City May Be Liable for|Ex-Cop’s Sex Assault

     MANHATTAN (CN) – A newly public ruling shows that New York City still faces claims from a woman who was sexually assaulted by a detective.
     L.C. claims that New York City Police Detective Oscar Sandino used a search warrant to enter her Queens apartment on Feb. 16, 2008.
     Sandino allegedly ordered a strip search in Sandino’s bedroom, and then threatened her on a car ride to the station that she could lose custody of her children unless she agreed to be “bedded.”
     L.C. said that she asked to leave her interrogation later that night to use the bathroom.
     Sandino allegedly followed her into the stall, showed her his gun, told her to undress and forced to perform oral sex.
     Another unidentified officer helped isolate her in the bathroom, and no other officers reported anything to their superiors, according to L.C.’s complaint.
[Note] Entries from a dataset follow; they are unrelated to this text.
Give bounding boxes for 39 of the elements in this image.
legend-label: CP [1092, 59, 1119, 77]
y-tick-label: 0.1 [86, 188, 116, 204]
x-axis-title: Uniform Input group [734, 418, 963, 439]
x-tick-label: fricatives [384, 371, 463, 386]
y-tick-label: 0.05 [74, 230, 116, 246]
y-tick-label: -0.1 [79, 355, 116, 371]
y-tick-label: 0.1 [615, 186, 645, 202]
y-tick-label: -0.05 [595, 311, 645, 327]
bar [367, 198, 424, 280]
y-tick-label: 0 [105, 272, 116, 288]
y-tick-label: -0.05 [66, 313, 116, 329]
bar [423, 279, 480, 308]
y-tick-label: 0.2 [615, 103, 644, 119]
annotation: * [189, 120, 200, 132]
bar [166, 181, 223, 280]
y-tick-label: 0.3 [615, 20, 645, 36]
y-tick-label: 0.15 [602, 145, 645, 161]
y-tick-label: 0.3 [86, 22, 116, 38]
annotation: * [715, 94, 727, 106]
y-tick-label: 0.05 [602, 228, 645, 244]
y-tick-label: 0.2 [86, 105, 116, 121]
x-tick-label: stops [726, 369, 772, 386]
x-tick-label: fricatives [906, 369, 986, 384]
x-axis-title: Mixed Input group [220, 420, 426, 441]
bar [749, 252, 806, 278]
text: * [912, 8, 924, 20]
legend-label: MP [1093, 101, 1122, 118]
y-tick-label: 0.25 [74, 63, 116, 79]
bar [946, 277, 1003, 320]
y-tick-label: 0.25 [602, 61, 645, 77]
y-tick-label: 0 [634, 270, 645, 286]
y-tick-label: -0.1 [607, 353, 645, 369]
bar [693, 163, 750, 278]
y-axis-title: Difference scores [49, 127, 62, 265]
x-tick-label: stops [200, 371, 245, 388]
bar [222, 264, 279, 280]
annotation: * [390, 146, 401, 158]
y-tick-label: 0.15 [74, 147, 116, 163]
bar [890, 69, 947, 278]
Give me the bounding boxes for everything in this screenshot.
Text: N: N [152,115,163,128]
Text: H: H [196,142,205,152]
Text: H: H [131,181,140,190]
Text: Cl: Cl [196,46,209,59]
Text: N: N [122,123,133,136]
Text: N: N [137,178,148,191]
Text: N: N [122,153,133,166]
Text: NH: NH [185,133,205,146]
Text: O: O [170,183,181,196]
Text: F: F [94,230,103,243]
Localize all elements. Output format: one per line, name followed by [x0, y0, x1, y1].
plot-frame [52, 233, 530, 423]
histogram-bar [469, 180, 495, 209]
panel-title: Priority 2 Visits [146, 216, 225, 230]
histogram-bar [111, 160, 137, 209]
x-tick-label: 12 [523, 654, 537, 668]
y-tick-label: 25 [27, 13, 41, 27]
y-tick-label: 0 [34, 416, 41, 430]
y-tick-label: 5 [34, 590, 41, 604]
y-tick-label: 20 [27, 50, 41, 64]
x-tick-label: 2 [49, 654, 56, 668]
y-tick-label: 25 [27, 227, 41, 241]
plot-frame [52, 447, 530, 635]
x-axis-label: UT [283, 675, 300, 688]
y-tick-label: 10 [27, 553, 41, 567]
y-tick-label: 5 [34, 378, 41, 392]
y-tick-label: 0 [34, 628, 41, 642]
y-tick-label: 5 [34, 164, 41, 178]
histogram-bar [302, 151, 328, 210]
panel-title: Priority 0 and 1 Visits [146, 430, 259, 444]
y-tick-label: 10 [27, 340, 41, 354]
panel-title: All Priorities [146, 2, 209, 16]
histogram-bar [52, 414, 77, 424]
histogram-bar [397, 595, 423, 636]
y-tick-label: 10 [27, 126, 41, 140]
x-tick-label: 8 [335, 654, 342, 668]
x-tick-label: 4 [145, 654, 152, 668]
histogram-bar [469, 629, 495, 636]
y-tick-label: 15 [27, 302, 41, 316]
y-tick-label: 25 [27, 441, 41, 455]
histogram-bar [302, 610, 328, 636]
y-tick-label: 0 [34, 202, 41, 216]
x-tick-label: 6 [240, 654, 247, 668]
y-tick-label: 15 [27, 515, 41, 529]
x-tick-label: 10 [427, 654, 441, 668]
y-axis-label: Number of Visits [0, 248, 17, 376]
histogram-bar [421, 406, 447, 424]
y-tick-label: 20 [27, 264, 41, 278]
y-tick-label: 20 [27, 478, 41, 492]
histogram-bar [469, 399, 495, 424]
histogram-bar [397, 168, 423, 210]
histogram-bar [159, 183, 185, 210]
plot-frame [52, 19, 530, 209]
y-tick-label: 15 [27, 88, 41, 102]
     Sandino allegedly continued to harass her for weeks with text messages and phone calls.
     L.C. says she turned over the messages and recordings to the NYPD Internal Affairs Bureau in March 2008, and then met with Sandino while wearing a wire.
     The police allegedly removed Sandino from active duty that month.
     Sandino later pleaded guilty to sexually assaulting L.C. and engaging in “lewd sexual behavior” in front of another woman. He was sentenced to two years in prison.
     L.C. sued him, his unidentified colleagues and the city for civil rights violations in 2009.
     U.S. District Judge Sidney Stein refused to grant the city judgment on the pleadings on Aug. 22, 2011, but the opinion was not made until over a year later, Sept. 6, 2012.
     L.C. claims the city has a “policy and practice which provides practically unimpeded control over female suspects and prospective female confidential informants, and which fails to explicitly prohibit the use of sexual dominance and gender exploitative control tactics that seek to further investigative ends and individual officer[s’] personal prurient desire[s],” according to the opinion.
     The NYPD must face claims that its unwritten “code of silence” stops other officers from blowing the whistle on abuse.
     Stein refused to defer to the city’s assurance that a “single rogue police detective” was to blame.
     “The city may be right,” Stein wrote. “However, the alleged facts, taken as true for purposes of this motion, plausibly suggest otherwise.”
     The city might also be liable under the Monell doctrine, named after a 1978 Supreme Court case that first established local government accountability for unconstitutional acts.
     Though the Internal Affairs Bureau allegedly took swift action against Sandino, the city could still be liable.
     “In any event, the issue of whether the city eventually investigates and disciplines employees accused of misconduct is distinct from whether the city was deliberately indifferent to the violation of citizens’ constitutional rights in the first place,” Stein wrote. “In other words, even if the city took corrective action, its training and supervision of male officers vis-a-vis female detainees and informants still may have been inadequate.”
     In a March 2012 motion for summary judgment, city lawyers described Sandino’s conduct as “shocking and deplorable,” but still just an “isolated incident,”
     “There are no facts pled in the complaint which even remotely suggest that the alleged conduct at issue is (or can be) attributable to a custom or policy of the city of New York,” city lawyer Karl Ashanti wrote.
     One consultant told the court that an absent policy could be just as damaging.
     “The NYPD has no specific provisions or safeguards on how to recruit female informants in a manner that would reduce the risk of injuring a female detainee,” former officer Richard Rivera wrote in a declaration supporting L.C. “Since there are no written provisions and a lack of training it leaves officers to do as they see fit and without boundaries to gain the trust of a confidential informant.”
     Rivera says he has trained more than 100 police internal affairs investigators in the past three years.